An Optimal Online Algorithm for Robust Flow Time Scheduling
Gupta, A; Kumar, A; Panigrahi, D; Wang, Z
Published in: Proceedings of the Annual ACM SIAM Symposium on Discrete Algorithms
The problem of minimizing the total flow time on a single machine is one of the few problems for which we can give an optimal online algorithm: just schedule the job with the shortest remaining processing time (SRPT). However, this requires knowledge of the true running time pj of each job j. Azar, Leonardi, and Touitou recently asked: what if we are given estimates p̂j for each job, such that the multiplicative error between pj and p̂j (called the distortion) is at most µ? It is easy to construct examples where no algorithm can be o(µ) competitive; can we get O(µ) competitiveness?
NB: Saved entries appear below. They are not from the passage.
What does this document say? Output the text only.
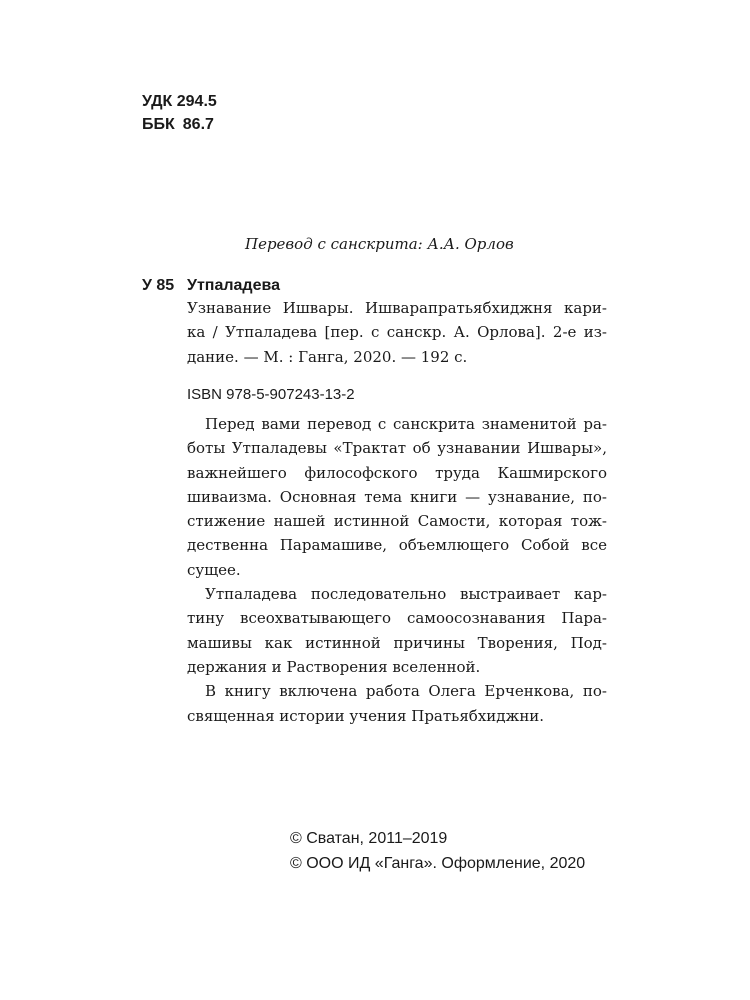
УДК 294.5
ББК 86.7
Перевод с санскрита: А.А. Орлов
У 85 Утпаладева
Узнавание Ишвары. Ишварапратьябхиджня кари-
ка / Утпаладева [пер. с санскр. А. Орлова]. 2-е из-
дание. — М. : Ганга, 2020. — 192 с.
ISBN 978-5-907243-13-2
Перед вами перевод с санскрита знаменитой ра-
боты Утпаладевы «Трактат об узнавании Ишвары»,
важнейшего философского труда Кашмирского
шиваизма. Основная тема книги — узнавание, по-
стижение нашей истинной Самости, которая тож-
дественна Парамашиве, объемлющего Собой все
сущее.
Утпаладева последовательно выстраивает кар-
тину всеохватывающего самоосознавания Пара-
машивы как истинной причины Творения, Под-
держания и Растворения вселенной.
В книгу включена работа Олега Ерченкова, по-
священная истории учения Пратьябхиджни.
© Сватан, 2011–2019
© ООО ИД «Ганга». Оформление, 2020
We show how to achieve this asymptotically optimal result, improving on the previous best result of O(µ log µ). Moreover, we give a very simple algorithm to get this tight bound of O(µ); the previous ZigZag algorithm was relatively more involved. Our proof is via a dual-fitting argument based on the idea of a reduced instance: we consider an LP relaxation based on knapsack-cover inequalities, and show a solution with a large dual value. Our ideas can also be extended to give alternative dual-fitting arguments for previously analyzed algorithms (like SRPT, ZigZag, and others for minimizing the total flow time, and the Bansal-Dhamdhere algorithm for weighted flow-time minimization).